Lucida For Personal Artificial Intelligence |
Written by Nikos Vaggalis |
Wednesday, 07 September 2016 |
The Clarity Labs team of researchers at Michigan University made headlines last year with the release of its own IPA (Intelligent Personal Assistant), called Sirius. Sirius was mistakenly regarded by many as the open source version of Apple's Siri, but that wasn't the case since the two projects are totally unrelated. Maybe that's one reason for rebranding Sirius as Lucida. As Jeremy Russell, a member of the core team, puts it:
A little bit of history is necessary in order to fully comprehend that statement. Initially, the Sirius project was founded to facilitate benchmarking and extending research into future server architectures that can handle the astronomical workload that the Cloud platforms supporting Machine Learning as a service, on which all IPAs (Apple’s Siri, Google’s Google Now, Microsoft’s Cortana, or Amazon’s Echo) rely upon, are put under. As the current datacenter architectures reach their computational limits, Sirius comes forth with a brand new proposition. For the datacenters to continue doing their job but without having to scale up stacking up on hardware, they can do so by leveraging highly optimized and dedicated algorithms.

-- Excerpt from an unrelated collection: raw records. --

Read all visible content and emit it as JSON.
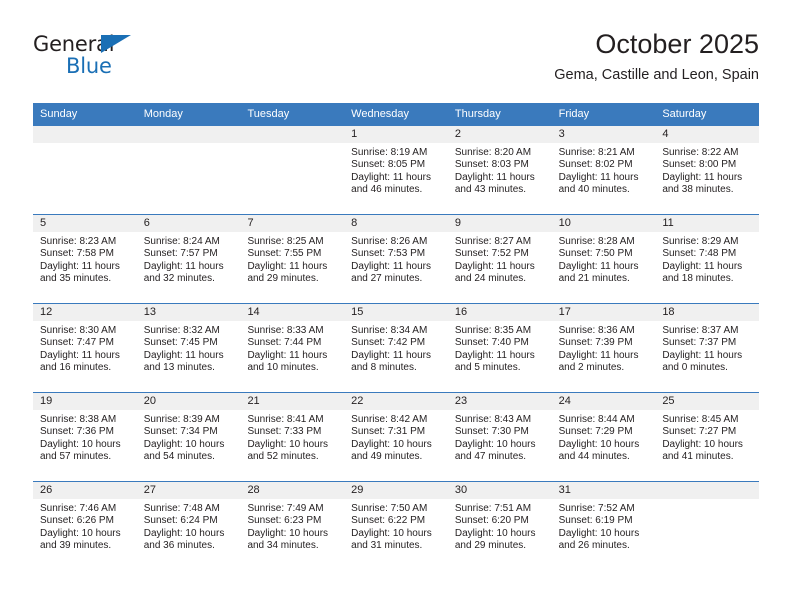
{
  "brand": {
    "name_top": "General",
    "name_bottom": "Blue",
    "accent_color": "#1a6fb5"
  },
  "header": {
    "title": "October 2025",
    "subtitle": "Gema, Castille and Leon, Spain"
  },
  "theme": {
    "header_blue": "#3a7abd",
    "day_band_gray": "#f0f0f0",
    "text_color": "#231f20"
  },
  "weekdays": [
    "Sunday",
    "Monday",
    "Tuesday",
    "Wednesday",
    "Thursday",
    "Friday",
    "Saturday"
  ],
  "labels": {
    "sunrise_prefix": "Sunrise: ",
    "sunset_prefix": "Sunset: ",
    "daylight_prefix": "Daylight: "
  },
  "weeks": [
    [
      {
        "day": "",
        "empty": true
      },
      {
        "day": "",
        "empty": true
      },
      {
        "day": "",
        "empty": true
      },
      {
        "day": "1",
        "sunrise": "Sunrise: 8:19 AM",
        "sunset": "Sunset: 8:05 PM",
        "daylight_line1": "Daylight: 11 hours",
        "daylight_line2": "and 46 minutes."
      },
      {
        "day": "2",
        "sunrise": "Sunrise: 8:20 AM",
        "sunset": "Sunset: 8:03 PM",
        "daylight_line1": "Daylight: 11 hours",
        "daylight_line2": "and 43 minutes."
      },
      {
        "day": "3",
        "sunrise": "Sunrise: 8:21 AM",
        "sunset": "Sunset: 8:02 PM",
        "daylight_line1": "Daylight: 11 hours",
        "daylight_line2": "and 40 minutes."
      },
      {
        "day": "4",
        "sunrise": "Sunrise: 8:22 AM",
        "sunset": "Sunset: 8:00 PM",
        "daylight_line1": "Daylight: 11 hours",
        "daylight_line2": "and 38 minutes."
      }
    ],
    [
      {
        "day": "5",
        "sunrise": "Sunrise: 8:23 AM",
        "sunset": "Sunset: 7:58 PM",
        "daylight_line1": "Daylight: 11 hours",
        "daylight_line2": "and 35 minutes."
      },
      {
        "day": "6",
        "sunrise": "Sunrise: 8:24 AM",
        "sunset": "Sunset: 7:57 PM",
        "daylight_line1": "Daylight: 11 hours",
        "daylight_line2": "and 32 minutes."
      },
      {
        "day": "7",
        "sunrise": "Sunrise: 8:25 AM",
        "sunset": "Sunset: 7:55 PM",
        "daylight_line1": "Daylight: 11 hours",
        "daylight_line2": "and 29 minutes."
      },
      {
        "day": "8",
        "sunrise": "Sunrise: 8:26 AM",
        "sunset": "Sunset: 7:53 PM",
        "daylight_line1": "Daylight: 11 hours",
        "daylight_line2": "and 27 minutes."
      },
      {
        "day": "9",
        "sunrise": "Sunrise: 8:27 AM",
        "sunset": "Sunset: 7:52 PM",
        "daylight_line1": "Daylight: 11 hours",
        "daylight_line2": "and 24 minutes."
      },
      {
        "day": "10",
        "sunrise": "Sunrise: 8:28 AM",
        "sunset": "Sunset: 7:50 PM",
        "daylight_line1": "Daylight: 11 hours",
        "daylight_line2": "and 21 minutes."
      },
      {
        "day": "11",
        "sunrise": "Sunrise: 8:29 AM",
        "sunset": "Sunset: 7:48 PM",
        "daylight_line1": "Daylight: 11 hours",
        "daylight_line2": "and 18 minutes."
      }
    ],
    [
      {
        "day": "12",
        "sunrise": "Sunrise: 8:30 AM",
        "sunset": "Sunset: 7:47 PM",
        "daylight_line1": "Daylight: 11 hours",
        "daylight_line2": "and 16 minutes."
      },
      {
        "day": "13",
        "sunrise": "Sunrise: 8:32 AM",
        "sunset": "Sunset: 7:45 PM",
        "daylight_line1": "Daylight: 11 hours",
        "daylight_line2": "and 13 minutes."
      },
      {
        "day": "14",
        "sunrise": "Sunrise: 8:33 AM",
        "sunset": "Sunset: 7:44 PM",
        "daylight_line1": "Daylight: 11 hours",
        "daylight_line2": "and 10 minutes."
      },
      {
        "day": "15",
        "sunrise": "Sunrise: 8:34 AM",
        "sunset": "Sunset: 7:42 PM",
        "daylight_line1": "Daylight: 11 hours",
        "daylight_line2": "and 8 minutes."
      },
      {
        "day": "16",
        "sunrise": "Sunrise: 8:35 AM",
        "sunset": "Sunset: 7:40 PM",
        "daylight_line1": "Daylight: 11 hours",
        "daylight_line2": "and 5 minutes."
      },
      {
        "day": "17",
        "sunrise": "Sunrise: 8:36 AM",
        "sunset": "Sunset: 7:39 PM",
        "daylight_line1": "Daylight: 11 hours",
        "daylight_line2": "and 2 minutes."
      },
      {
        "day": "18",
        "sunrise": "Sunrise: 8:37 AM",
        "sunset": "Sunset: 7:37 PM",
        "daylight_line1": "Daylight: 11 hours",
        "daylight_line2": "and 0 minutes."
      }
    ],
    [
      {
        "day": "19",
        "sunrise": "Sunrise: 8:38 AM",
        "sunset": "Sunset: 7:36 PM",
        "daylight_line1": "Daylight: 10 hours",
        "daylight_line2": "and 57 minutes."
      },
      {
        "day": "20",
        "sunrise": "Sunrise: 8:39 AM",
        "sunset": "Sunset: 7:34 PM",
        "daylight_line1": "Daylight: 10 hours",
        "daylight_line2": "and 54 minutes."
      },
      {
        "day": "21",
        "sunrise": "Sunrise: 8:41 AM",
        "sunset": "Sunset: 7:33 PM",
        "daylight_line1": "Daylight: 10 hours",
        "daylight_line2": "and 52 minutes."
      },
      {
        "day": "22",
        "sunrise": "Sunrise: 8:42 AM",
        "sunset": "Sunset: 7:31 PM",
        "daylight_line1": "Daylight: 10 hours",
        "daylight_line2": "and 49 minutes."
      },
      {
        "day": "23",
        "sunrise": "Sunrise: 8:43 AM",
        "sunset": "Sunset: 7:30 PM",
        "daylight_line1": "Daylight: 10 hours",
        "daylight_line2": "and 47 minutes."
      },
      {
        "day": "24",
        "sunrise": "Sunrise: 8:44 AM",
        "sunset": "Sunset: 7:29 PM",
        "daylight_line1": "Daylight: 10 hours",
        "daylight_line2": "and 44 minutes."
      },
      {
        "day": "25",
        "sunrise": "Sunrise: 8:45 AM",
        "sunset": "Sunset: 7:27 PM",
        "daylight_line1": "Daylight: 10 hours",
        "daylight_line2": "and 41 minutes."
      }
    ],
    [
      {
        "day": "26",
        "sunrise": "Sunrise: 7:46 AM",
        "sunset": "Sunset: 6:26 PM",
        "daylight_line1": "Daylight: 10 hours",
        "daylight_line2": "and 39 minutes."
      },
      {
        "day": "27",
        "sunrise": "Sunrise: 7:48 AM",
        "sunset": "Sunset: 6:24 PM",
        "daylight_line1": "Daylight: 10 hours",
        "daylight_line2": "and 36 minutes."
      },
      {
        "day": "28",
        "sunrise": "Sunrise: 7:49 AM",
        "sunset": "Sunset: 6:23 PM",
        "daylight_line1": "Daylight: 10 hours",
        "daylight_line2": "and 34 minutes."
      },
      {
        "day": "29",
        "sunrise": "Sunrise: 7:50 AM",
        "sunset": "Sunset: 6:22 PM",
        "daylight_line1": "Daylight: 10 hours",
        "daylight_line2": "and 31 minutes."
      },
      {
        "day": "30",
        "sunrise": "Sunrise: 7:51 AM",
        "sunset": "Sunset: 6:20 PM",
        "daylight_line1": "Daylight: 10 hours",
        "daylight_line2": "and 29 minutes."
      },
      {
        "day": "31",
        "sunrise": "Sunrise: 7:52 AM",
        "sunset": "Sunset: 6:19 PM",
        "daylight_line1": "Daylight: 10 hours",
        "daylight_line2": "and 26 minutes."
      },
      {
        "day": "",
        "empty": true
      }
    ]
  ]
}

Lucida however aims to be more than that, and goes beyond what Sirius achieved. Built on Sirius' foundations, it has evolved into the next, more intelligent. generation with modularity and extensibility in mind. It still remains a provider of speech recognition, image matching, natural language processing and question-and-answering services, but due to the newly found modularity it can now allow for all or any of its main components, Automatic Speech Recognition (ASR) , Image Matching (IMM) or Question-Answering System (QA), to be modified or completely replaced by custom made components. Say, for example that a researcher has come up with his own speech recognition engine, he can now just replace Lucida's ASR component with his own so that he still takes advantage of the rest of Lucida's backend components. Or, in another case where he might not be interested in the Image Matching component, he can remove it and work with a bare bones version of Lucida instead. Lucida consumes queries in the form of speech or image and answers in the form of natural language,just like assigning a task to a human assistant. A prime demonstration of that fact can be experienced in the following promotional video where a human operator talks to a Lucida powered tablet, asking it a series of questions in natural language: Who's the author of James Bond? to get a reply of Ian Flemming The next two questions, When was Google's IPO?'(!) followed by Who invented peanut butter? highlight the engine's agility in interpreting domain agnostic questions.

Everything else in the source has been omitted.